Por cierto, el Jairo dice que no es cierto que el referente principal de uno en la vida son los días más felices o los de mayor importancia o cuando la gente se casa o cuando bautiza a sus hijos o cuando se gradúa o cuando compra su primer carro o cuando recibe su primer quincena o cuando le ofrecen a uno la primer prueba de amor, aunque le cobren.
No, los momentos que lo marcan a uno para siempre, dice El Jairo, son —la mayoría de las veces— aquellos que ni siquiera se da cuenta uno de que suceden y que otras personas vienen a recordárnoslos, incluso, en ocasiones, muchísimos años después.
Cuando uno está con sus amigos de toda la vida, continúa El Jairo, no vienen y nos dicen “¿Te acuerdas del día que te graduaste?”; no, nunca falta alguien que venga y nos diga, a veces sin prevenirnos siquiera, “¿Te acuerdas del día aquel que te caíste en el lodo y te quedó el traje echo una verdadera basca?” o “¿A poco ya se te olvidó cuando te andabas muriendo la vez aquella que se te atravesó una aceituna en la garganta?, si desde entonces te dicen El Olivas” o “¿Qué no te acuerdas del día que fuimos a Yécora y que según tú ibas a cortar leña y te cayó un rayo justo cuando ibas a dar el primer hachazo? Yo creo que desde ese día tienes el tic ése en el ojo izquierdo y caminas medio ladeado... además se me hace que desde entonces apestas como a quemado”.
Y se queda uno pensando: “Si, ese día, esos días... todos esos días”, y uno se da cuenta que, de acuerdo con la teoría de El Jairo, de “esos días” está llena la vida, de esos días que nos señalan con su dedo flamígero diciéndonos “Yo sé que un día no aguantaste las ganas de agarrarle las destas a la Carmen en el elevador y te dio un cachetadón marca llorarás, y que todavía te gritó que para eso eran, pero que se pedían”.
Y nos repasan sin misericordia “Yo sí me acuerdo del día que te pasaste una luz roja y te detuvo un tránsito y se enojó porque tú le ofreciste 17 pesos y que te dijo que ni que fuera alcancía, y que te bajó 50 pesos y además te ensartó una infracción”. Sí, hay días así, y están repartidos por casi toda la vida.
Pasó el tiempo como suele pasar: segundo tras segundo, y años después, en la “Cantata del adelantado Don Rodrigo Díaz de Carreras”, el grupo argentino Les Luthiers explicó claramente que parecido no es lo mismo.
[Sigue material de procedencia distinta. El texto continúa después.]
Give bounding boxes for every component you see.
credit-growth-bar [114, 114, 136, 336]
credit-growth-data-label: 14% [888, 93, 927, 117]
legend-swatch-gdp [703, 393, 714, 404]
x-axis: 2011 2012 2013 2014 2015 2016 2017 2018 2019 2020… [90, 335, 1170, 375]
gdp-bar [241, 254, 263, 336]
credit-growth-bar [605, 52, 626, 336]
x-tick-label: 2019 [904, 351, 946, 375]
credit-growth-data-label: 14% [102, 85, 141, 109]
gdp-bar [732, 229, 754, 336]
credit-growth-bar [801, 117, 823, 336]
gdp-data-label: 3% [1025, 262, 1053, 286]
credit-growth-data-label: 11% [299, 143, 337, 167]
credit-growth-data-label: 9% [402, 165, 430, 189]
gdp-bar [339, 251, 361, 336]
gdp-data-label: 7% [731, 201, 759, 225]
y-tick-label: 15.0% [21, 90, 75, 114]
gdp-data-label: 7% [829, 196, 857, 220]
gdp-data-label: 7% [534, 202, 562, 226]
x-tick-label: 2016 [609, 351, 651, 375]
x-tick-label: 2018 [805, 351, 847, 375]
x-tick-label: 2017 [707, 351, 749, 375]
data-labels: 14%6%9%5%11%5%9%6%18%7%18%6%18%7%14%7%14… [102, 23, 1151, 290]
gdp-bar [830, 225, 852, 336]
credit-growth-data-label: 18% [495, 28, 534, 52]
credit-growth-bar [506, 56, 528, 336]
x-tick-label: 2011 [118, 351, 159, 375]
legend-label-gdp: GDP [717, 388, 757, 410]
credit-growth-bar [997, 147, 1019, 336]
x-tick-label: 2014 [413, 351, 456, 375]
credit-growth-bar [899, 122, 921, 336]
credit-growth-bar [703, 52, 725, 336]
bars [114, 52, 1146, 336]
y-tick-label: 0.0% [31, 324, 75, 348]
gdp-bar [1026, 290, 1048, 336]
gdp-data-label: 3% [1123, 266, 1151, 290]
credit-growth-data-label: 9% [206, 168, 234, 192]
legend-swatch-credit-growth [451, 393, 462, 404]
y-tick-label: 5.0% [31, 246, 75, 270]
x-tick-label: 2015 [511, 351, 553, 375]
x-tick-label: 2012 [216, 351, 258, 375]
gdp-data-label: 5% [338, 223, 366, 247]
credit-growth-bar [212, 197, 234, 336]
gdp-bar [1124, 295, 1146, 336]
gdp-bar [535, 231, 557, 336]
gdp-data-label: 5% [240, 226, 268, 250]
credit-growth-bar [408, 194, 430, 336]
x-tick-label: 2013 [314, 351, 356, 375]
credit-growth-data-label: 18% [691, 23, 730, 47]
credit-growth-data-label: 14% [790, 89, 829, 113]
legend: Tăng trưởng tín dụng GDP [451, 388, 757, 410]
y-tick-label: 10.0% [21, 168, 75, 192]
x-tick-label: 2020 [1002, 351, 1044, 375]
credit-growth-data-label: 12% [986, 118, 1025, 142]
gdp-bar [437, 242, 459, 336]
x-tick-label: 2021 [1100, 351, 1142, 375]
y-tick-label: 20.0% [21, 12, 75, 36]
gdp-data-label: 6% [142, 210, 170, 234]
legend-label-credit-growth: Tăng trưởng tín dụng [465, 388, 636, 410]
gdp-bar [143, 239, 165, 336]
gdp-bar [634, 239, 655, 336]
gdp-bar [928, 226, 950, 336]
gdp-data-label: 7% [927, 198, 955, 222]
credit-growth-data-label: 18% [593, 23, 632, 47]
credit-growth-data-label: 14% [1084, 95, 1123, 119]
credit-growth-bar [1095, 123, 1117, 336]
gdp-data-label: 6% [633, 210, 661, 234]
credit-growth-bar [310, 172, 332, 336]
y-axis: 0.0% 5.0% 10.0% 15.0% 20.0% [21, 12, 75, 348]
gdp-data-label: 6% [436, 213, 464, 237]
Es decir, no es lo mismo ser que parecer. Y que lo de afuera no tiene que ser necesariamente lo que uno adentro lleva —más latino no se puede, je—.
Cuando escuché esto, me acordé del Marco, porque si bien por fuera era horrible, por dentro estaba más bonito que Elena de Troya.
Y yo por eso dejé de creerle a los legisladores tipo Josefina Vásquez Mota que parece como que sabe de lo que habla cuando arenga al gentil pueblo de a pie a que no bajemos la guardia en la lucha contra el narco, impunidad incluida, aunque parece ser la línea feroz de demagogia que marca la presente administración federal, porque entre lo que se dice y lo que se hace hay mucho trecho.
Y sí, ellos, los felices legisladores parece que saben lo que dicen. Pero ser no es lo mismo que parecer: y el que sabe es inteligente, y el que parece quiere serlo. Así nomás.